Natürlich gibt es die Kehrseite des Netzes. Meine Blockliste ist sehr lang und ich gehe davon aus, dass sie beständig länger wird. Menschen, die mich beleidigen, indem sie ihr Unverständnis über Transsexualität lauthals in die Welt schreiben, versuche ich nicht zu bekehren. Mir fehlt die Kraft, um ignoranten Leuten zu erklären, dass ich eine Frau im Männerkörper bin und kein Mann in Frauenkleidern.
»Aber die meisten Feinde mache ich mir, weil ich mich für Gleichberechtigung, Inklusion und Toleranz in der Gesellschaft einsetze.«
Das »Du-bist-hässlich-‚Argument’«, das viele Feministinnen kennenlernen, klingt halt bei mir »Du bist ja nur ne Transe«.
Im Netz habe ich Menschen kennengelernt, die mir selbst, als ich von Trollen attackiert wurde, den Rücken stärkten. Menschen, die meine Familie und mich mit so viel liebe beschenkten, dass ich oft sprachlos war und bin. Ich habe Menschen kennen gelernt, für die mein Körper, meine Stimme, mein Geschlecht absolut keine Rolle spielt, die in mir einfach nur Nina oder Frau Papa sehen. Diese Menschen bestärken mich über alle Themen zu schreiben, die meine Familie und mich betreffen. Ja, ich würde viele dieser Menschen, die ich noch nie getroffen habe, als meine engsten Freunde bezeichnen.
Als jemand, der Nina bereits mehrfach im Alltag auf der Straße begegnet ist, irritiert mich der mehrmalige Verweis auf die „CDU-regierte Kleinstadt“.

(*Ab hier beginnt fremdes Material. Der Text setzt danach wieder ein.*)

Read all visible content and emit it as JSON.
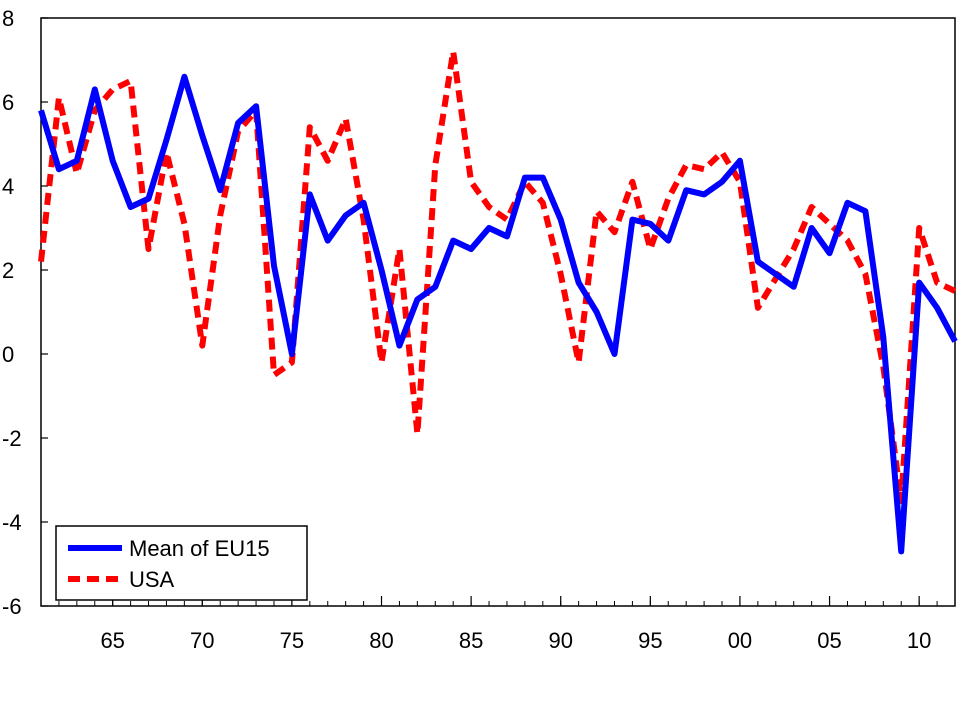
{
  "chart_data": {
    "type": "line",
    "title": "",
    "xlabel": "",
    "ylabel": "",
    "x": [
      1961,
      1962,
      1963,
      1964,
      1965,
      1966,
      1967,
      1968,
      1969,
      1970,
      1971,
      1972,
      1973,
      1974,
      1975,
      1976,
      1977,
      1978,
      1979,
      1980,
      1981,
      1982,
      1983,
      1984,
      1985,
      1986,
      1987,
      1988,
      1989,
      1990,
      1991,
      1992,
      1993,
      1994,
      1995,
      1996,
      1997,
      1998,
      1999,
      2000,
      2001,
      2002,
      2003,
      2004,
      2005,
      2006,
      2007,
      2008,
      2009,
      2010,
      2011,
      2012
    ],
    "xlim": [
      1961,
      2012
    ],
    "ylim": [
      -6,
      8
    ],
    "x_ticks": [
      1965,
      1970,
      1975,
      1980,
      1985,
      1990,
      1995,
      2000,
      2005,
      2010
    ],
    "x_tick_labels": [
      "65",
      "70",
      "75",
      "80",
      "85",
      "90",
      "95",
      "00",
      "05",
      "10"
    ],
    "y_ticks": [
      -6,
      -4,
      -2,
      0,
      2,
      4,
      6,
      8
    ],
    "y_tick_labels": [
      "-6",
      "-4",
      "-2",
      "0",
      "2",
      "4",
      "6",
      "8"
    ],
    "grid": false,
    "legend_position": "bottom-left",
    "series": [
      {
        "name": "Mean of EU15",
        "color": "#0000ff",
        "style": "solid",
        "values": [
          5.8,
          4.4,
          4.6,
          6.3,
          4.6,
          3.5,
          3.7,
          5.1,
          6.6,
          5.2,
          3.9,
          5.5,
          5.9,
          2.1,
          0.0,
          3.8,
          2.7,
          3.3,
          3.6,
          2.0,
          0.2,
          1.3,
          1.6,
          2.7,
          2.5,
          3.0,
          2.8,
          4.2,
          4.2,
          3.2,
          1.7,
          1.0,
          0.0,
          3.2,
          3.1,
          2.7,
          3.9,
          3.8,
          4.1,
          4.6,
          2.2,
          1.9,
          1.6,
          3.0,
          2.4,
          3.6,
          3.4,
          0.4,
          -4.7,
          1.7,
          1.1,
          0.3
        ]
      },
      {
        "name": "USA",
        "color": "#ff0000",
        "style": "dashed",
        "values": [
          2.2,
          6.1,
          4.3,
          5.8,
          6.3,
          6.5,
          2.5,
          4.8,
          3.1,
          0.2,
          3.3,
          5.3,
          5.8,
          -0.5,
          -0.2,
          5.4,
          4.6,
          5.6,
          3.2,
          -0.2,
          2.5,
          -1.9,
          4.5,
          7.2,
          4.1,
          3.5,
          3.2,
          4.1,
          3.6,
          1.9,
          -0.2,
          3.4,
          2.9,
          4.1,
          2.5,
          3.7,
          4.5,
          4.4,
          4.8,
          4.1,
          1.1,
          1.8,
          2.5,
          3.5,
          3.1,
          2.7,
          1.9,
          -0.3,
          -3.5,
          3.0,
          1.7,
          1.5
        ]
      }
    ]
  }
}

Es ist keine Kleinstadt, es ist eine Mittelstadt mit einer echten, brauchbaren Hochschule.
Auch die Partei des momentanen Bürgermeisters beeinflusst den Alltag nicht.
Soll das Gefühl eines bayrischen Bergdorfes mit 95% CSU vermittelt werden, wo jeder schief angeschaut wird, der Sonntags nicht in die Messe geht?

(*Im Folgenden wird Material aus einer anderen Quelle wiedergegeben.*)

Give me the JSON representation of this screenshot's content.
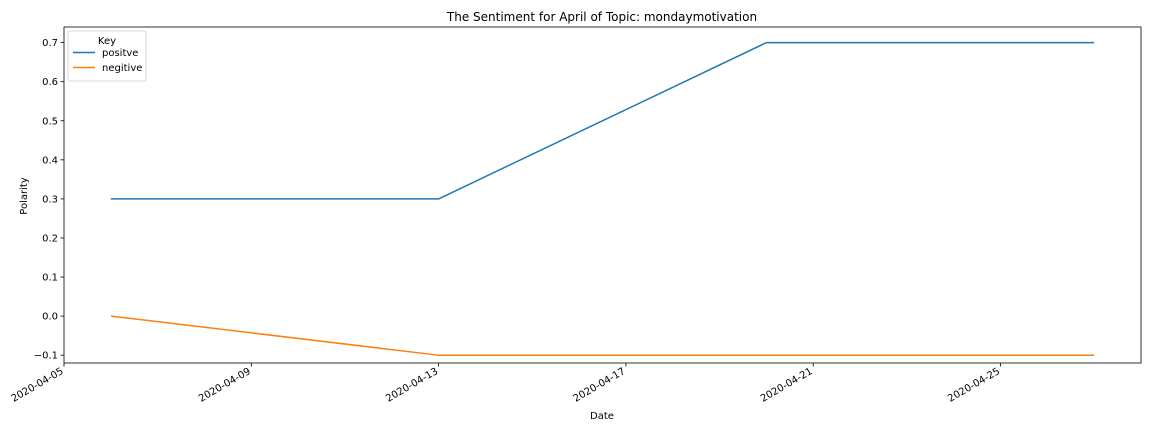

Davon ist Ninas Wohnort weit entfernt.
Liebe/r Leser/in,
im Gegenteil! Der 2malige Verweis auf die „CDU-regierte Kleinstadt“ soll zeigen, dass eben auch jenseits von Berlin und anderen Großstädten Offenheit und Toleranz herrschen — und ICH an dieser Stelle meinen Vorurteilen unterlag, die ich damit aber längst revidiert habe (samt des Irrtums, es handle sich hier um eine Kleinstadt).
Sonnige Grüße,
I.
Was für eine wundervolle, Lebens-bejahende Geschichte! Wundervoll, dass Du solch offene liebevolle Menschen an Deiner Seite hast.
Für mein Text- und Foto- Projekt „Max ist Marie – mein Sohn ist meine Tochter ist mein Kind“ durfte ich viele transidente Menschen treffen. Leider haben einige von ihnen wenig Positives erleben müssen. Es gibt noch viel zu tun in unserer Gesellschaft. Immer wieder über „Andersartigkeit“ zu reden und das Normal im Anderssein zu betonen, so wie Du in Deinem Blog, ist ein so wichtiger Schritt. Danke von ganzem Herzen.

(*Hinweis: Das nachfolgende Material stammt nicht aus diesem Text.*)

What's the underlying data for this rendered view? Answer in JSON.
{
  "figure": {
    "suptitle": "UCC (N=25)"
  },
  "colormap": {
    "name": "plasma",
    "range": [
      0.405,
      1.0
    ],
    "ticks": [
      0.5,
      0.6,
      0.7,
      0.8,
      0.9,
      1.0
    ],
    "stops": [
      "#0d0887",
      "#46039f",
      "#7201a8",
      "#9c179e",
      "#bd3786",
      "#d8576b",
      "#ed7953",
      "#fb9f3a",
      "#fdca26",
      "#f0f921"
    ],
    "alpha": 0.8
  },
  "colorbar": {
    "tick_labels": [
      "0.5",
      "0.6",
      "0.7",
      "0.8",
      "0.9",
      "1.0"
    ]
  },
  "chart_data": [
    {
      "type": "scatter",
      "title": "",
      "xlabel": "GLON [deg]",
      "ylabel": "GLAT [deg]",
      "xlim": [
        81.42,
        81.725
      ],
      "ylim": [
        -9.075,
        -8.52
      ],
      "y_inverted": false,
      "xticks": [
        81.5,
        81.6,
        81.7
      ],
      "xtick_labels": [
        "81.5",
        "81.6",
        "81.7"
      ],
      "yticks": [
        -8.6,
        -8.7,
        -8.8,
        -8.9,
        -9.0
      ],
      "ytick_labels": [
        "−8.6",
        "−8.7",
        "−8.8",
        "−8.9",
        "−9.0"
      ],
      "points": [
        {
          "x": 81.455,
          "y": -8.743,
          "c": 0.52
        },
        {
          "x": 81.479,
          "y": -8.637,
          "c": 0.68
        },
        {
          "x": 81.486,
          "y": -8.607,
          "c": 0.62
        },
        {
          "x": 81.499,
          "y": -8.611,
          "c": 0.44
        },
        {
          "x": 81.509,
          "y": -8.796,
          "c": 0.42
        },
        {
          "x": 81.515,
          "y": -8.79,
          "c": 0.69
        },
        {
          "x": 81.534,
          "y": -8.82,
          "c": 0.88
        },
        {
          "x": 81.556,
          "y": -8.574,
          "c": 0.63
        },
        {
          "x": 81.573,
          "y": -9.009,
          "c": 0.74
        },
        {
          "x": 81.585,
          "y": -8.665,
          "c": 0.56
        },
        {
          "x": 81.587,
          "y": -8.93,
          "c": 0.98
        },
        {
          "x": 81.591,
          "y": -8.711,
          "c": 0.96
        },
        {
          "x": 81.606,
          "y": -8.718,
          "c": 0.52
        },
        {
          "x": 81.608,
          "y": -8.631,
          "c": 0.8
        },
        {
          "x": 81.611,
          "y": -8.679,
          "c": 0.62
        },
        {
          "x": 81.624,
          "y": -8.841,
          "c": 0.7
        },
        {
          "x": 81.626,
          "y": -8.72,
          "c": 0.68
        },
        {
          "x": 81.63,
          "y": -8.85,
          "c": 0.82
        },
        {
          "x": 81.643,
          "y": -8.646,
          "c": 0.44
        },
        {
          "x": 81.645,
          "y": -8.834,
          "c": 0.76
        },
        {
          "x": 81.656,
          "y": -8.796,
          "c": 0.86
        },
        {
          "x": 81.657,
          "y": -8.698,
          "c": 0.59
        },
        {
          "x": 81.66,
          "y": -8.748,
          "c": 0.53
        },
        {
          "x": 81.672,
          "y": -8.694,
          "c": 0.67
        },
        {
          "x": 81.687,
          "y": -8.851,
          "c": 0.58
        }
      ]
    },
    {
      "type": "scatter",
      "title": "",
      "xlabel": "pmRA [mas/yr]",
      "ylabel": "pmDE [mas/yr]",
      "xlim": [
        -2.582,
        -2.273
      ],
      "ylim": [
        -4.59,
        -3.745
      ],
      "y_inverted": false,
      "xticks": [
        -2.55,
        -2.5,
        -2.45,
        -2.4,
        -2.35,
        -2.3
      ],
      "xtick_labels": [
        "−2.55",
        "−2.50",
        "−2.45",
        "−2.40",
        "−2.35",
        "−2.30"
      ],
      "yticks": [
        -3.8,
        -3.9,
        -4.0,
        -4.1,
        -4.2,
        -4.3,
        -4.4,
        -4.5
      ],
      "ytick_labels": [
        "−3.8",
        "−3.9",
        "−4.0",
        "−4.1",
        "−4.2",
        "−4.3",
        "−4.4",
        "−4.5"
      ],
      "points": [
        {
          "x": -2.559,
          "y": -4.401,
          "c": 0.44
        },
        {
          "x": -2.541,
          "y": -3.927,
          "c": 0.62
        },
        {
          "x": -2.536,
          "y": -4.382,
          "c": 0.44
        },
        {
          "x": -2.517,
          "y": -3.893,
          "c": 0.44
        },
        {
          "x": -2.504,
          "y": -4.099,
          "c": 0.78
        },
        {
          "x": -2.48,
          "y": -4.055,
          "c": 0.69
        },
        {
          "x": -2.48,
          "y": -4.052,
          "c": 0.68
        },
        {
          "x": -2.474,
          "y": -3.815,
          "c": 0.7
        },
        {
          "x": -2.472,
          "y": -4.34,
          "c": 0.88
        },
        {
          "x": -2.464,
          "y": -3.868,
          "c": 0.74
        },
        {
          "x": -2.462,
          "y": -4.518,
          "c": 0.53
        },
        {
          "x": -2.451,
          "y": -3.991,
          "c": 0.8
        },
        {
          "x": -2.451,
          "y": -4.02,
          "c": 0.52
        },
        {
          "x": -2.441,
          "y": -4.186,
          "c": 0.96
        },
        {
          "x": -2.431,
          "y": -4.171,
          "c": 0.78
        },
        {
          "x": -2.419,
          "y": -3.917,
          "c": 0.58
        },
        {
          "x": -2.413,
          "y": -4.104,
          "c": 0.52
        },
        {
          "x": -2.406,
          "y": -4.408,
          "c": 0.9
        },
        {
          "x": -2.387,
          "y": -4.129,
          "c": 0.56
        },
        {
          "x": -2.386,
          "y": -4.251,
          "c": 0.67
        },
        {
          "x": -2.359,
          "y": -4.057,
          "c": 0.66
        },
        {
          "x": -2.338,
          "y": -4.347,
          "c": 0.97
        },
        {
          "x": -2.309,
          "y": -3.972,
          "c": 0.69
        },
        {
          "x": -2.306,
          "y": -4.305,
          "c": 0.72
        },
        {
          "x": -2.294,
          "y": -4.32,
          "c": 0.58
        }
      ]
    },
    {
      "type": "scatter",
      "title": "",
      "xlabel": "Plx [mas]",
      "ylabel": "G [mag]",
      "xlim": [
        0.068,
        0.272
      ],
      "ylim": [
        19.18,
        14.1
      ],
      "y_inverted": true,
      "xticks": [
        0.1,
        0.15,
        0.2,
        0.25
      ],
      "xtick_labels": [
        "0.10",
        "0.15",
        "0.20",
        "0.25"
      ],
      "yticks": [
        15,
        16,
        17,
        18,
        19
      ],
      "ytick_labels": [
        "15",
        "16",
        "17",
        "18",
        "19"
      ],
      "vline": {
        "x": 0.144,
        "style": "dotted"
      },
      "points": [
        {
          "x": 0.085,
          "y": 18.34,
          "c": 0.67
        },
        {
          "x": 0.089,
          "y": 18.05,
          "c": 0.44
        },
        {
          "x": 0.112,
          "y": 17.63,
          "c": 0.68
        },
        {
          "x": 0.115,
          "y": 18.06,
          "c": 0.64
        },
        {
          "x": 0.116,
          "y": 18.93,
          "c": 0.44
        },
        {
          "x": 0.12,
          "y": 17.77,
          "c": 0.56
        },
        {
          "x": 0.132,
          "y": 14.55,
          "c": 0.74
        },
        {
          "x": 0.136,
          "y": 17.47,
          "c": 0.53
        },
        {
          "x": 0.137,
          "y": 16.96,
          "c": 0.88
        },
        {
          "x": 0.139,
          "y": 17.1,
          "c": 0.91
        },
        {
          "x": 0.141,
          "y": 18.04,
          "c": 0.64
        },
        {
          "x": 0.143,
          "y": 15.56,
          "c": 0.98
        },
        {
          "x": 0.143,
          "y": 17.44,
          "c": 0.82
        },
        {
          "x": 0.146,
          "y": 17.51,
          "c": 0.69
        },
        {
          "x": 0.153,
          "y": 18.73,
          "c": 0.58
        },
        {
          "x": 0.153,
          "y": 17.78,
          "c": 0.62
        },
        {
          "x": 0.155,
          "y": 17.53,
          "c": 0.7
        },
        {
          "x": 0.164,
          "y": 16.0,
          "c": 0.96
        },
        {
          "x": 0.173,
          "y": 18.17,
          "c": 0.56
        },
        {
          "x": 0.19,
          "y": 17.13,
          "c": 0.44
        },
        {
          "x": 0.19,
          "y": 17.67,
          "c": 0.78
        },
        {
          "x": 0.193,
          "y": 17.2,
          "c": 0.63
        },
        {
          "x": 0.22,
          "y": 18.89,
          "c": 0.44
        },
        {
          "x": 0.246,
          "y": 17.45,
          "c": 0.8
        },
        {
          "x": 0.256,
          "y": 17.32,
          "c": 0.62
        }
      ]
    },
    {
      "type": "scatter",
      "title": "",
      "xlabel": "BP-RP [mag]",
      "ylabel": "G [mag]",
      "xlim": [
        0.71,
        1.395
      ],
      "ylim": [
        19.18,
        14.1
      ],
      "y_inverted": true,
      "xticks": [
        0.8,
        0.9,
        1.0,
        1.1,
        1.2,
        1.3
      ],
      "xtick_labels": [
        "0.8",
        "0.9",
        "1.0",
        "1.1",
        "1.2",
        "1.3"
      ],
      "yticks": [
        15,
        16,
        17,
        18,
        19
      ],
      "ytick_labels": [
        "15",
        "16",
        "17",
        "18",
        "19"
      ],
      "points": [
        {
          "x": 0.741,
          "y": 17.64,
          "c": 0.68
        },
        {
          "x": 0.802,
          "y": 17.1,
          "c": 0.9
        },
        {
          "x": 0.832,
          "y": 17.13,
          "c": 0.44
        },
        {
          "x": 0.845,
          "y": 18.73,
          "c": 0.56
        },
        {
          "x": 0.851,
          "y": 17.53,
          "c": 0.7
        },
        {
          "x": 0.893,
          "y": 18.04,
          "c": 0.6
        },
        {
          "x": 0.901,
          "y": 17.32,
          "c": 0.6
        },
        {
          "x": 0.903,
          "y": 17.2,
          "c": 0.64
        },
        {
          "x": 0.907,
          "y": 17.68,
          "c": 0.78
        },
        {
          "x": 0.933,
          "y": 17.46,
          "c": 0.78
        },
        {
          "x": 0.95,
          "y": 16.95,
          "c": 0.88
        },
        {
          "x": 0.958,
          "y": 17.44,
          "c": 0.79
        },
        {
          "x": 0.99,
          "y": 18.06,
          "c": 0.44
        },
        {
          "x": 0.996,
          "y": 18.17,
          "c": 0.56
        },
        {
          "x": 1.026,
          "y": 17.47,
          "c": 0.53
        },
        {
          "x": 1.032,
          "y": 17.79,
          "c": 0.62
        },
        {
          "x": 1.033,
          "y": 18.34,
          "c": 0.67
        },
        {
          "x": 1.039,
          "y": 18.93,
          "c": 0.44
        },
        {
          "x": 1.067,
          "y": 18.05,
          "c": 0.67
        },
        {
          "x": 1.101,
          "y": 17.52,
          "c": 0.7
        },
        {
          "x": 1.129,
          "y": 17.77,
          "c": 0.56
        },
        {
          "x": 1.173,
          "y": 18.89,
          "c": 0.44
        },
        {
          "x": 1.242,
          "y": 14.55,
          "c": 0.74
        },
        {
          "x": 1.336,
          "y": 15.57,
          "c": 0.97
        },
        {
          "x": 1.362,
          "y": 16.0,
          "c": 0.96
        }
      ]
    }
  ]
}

Was für ein wunderbares Interview. Vielen Dank dafür. Ich bin über Frau Jule darauf gestoßen und hatte das eine oder andere Mal ein paar Tränchen in den Augen.
Liebe Grüße,
Sabrina
<3 <3 <3
Ich glaube übrigens, dass ich auch oft sehr komisch gucke, wenn etwas "nicht ins Bild passt". Das hat aber gar nichts mit Ablehnung zu tun. Zu traurig, dass Kommunikation so gerne schief läuft.
Was mich immer interessiert (liebe Nina, falls du meinen Kommentar liest): Wie erging es deiner Frau dabei, von einer "normalen 08/15-Beziehung" in eine der öffentlichen Wahrnehmung nach homosexuellen zu "wechseln"?
oh ich dankedankedanke für dieses unfassbar großartige interview! und für die erinnerung an wittgenstein.
mima, frau papa, weiter so! machenmachenmachen, reden, sprechen, schreiben. danke!